OLG München untersagt Verfall von Prepaid-Guthaben für Handys

In einem Musterprozess hat das Oberlandesgericht München den Verfall von Prepaid-Guthaben für Handys untersagt. Entsprechende Bestimmungen in den Allgemeinen Geschäftsbedingungen des Münchner Mobilfunk-Netzbetreibers O2 seien nicht zulässig, entschied der 29. OLG-Zivilsenat am Donnerstag in zweiter Instanz. "Das Urteil stärkt die Rechte der Millionen Handynutzer mit Prepaid-Verträgen", sagte Brigitte Sievering-Wichers von der Verbraucherzentrale Baden-Württemberg. "Mit diesem Urteil haben wir einen weiteren Sieg für den Verbraucherschutz im Telekommunikationsbereich erstritten."

Auch die meisten anderen großen Mobilfunk-Anbieter hätten ähnliche Klauseln zum Verfall von Prepaid-Guthaben, betonte Sievering-Wichers. Auch wenn das Urteil nur für das Unternehmen O2 und dessen rund 4,8 Millionen Prepaid-Verträge gelte, sollten auch die anderen Mobilfunk-Anbieter die neue Rechtslage akzeptieren und freiwillig ihre Vertragsbedingungen rasch zu Gunsten ihrer Kunden ändern.

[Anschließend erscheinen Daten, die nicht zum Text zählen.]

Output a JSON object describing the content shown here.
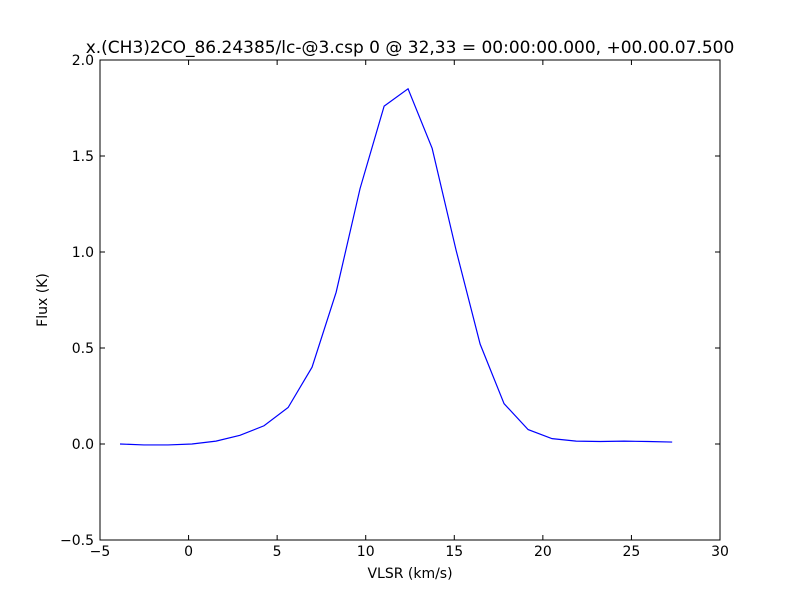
{
  "chart_data": {
    "type": "line",
    "title": "x.(CH3)2CO_86.24385/lc-@3.csp 0 @ 32,33 = 00:00:00.000, +00.00.07.500",
    "x_label": "VLSR (km/s)",
    "y_label": "Flux (K)",
    "x": [
      -3.87,
      -2.52,
      -1.16,
      0.19,
      1.55,
      2.9,
      4.26,
      5.62,
      6.97,
      8.33,
      9.68,
      11.04,
      12.39,
      13.75,
      15.1,
      16.46,
      17.81,
      19.17,
      20.52,
      21.88,
      23.23,
      24.59,
      25.94,
      27.3
    ],
    "series": [
      {
        "color": "#0000ff",
        "values": [
          0.0,
          -0.005,
          -0.005,
          0.0,
          0.015,
          0.045,
          0.095,
          0.19,
          0.4,
          0.79,
          1.33,
          1.76,
          1.85,
          1.54,
          1.01,
          0.52,
          0.21,
          0.075,
          0.028,
          0.015,
          0.013,
          0.015,
          0.013,
          0.01
        ]
      }
    ],
    "xlim": [
      -5,
      30
    ],
    "xticks": [
      {
        "value": -5,
        "label": "−5"
      },
      0,
      5,
      10,
      15,
      20,
      25,
      30
    ],
    "ylim": [
      -0.5,
      2.0
    ],
    "yticks": [
      {
        "value": -0.5,
        "label": "−0.5"
      },
      {
        "value": 0,
        "label": "0.0"
      },
      0.5,
      {
        "value": 1,
        "label": "1.0"
      },
      1.5,
      {
        "value": 2,
        "label": "2.0"
      }
    ],
    "grid": false
  }
}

Mit dem OLG-Urteil wurde eine gleich lautende Entscheidung des Landgerichts München I vom Februar dieses Jahres bestätigt. Danach ist unter anderem die Klausel unzulässig, wonach ein Prepaid-Guthaben nach 365 Tagen verfällt, sofern das entsprechende Guthabenkonto nicht binnen eines Monats durch eine weitere Aufladung wieder nutzbar gemacht wird. Auch nicht verfallen darf dem OLG-Urteil zufolge ein bestehendes Restguthaben bei Beendigung des Vertrages. (jk/c't)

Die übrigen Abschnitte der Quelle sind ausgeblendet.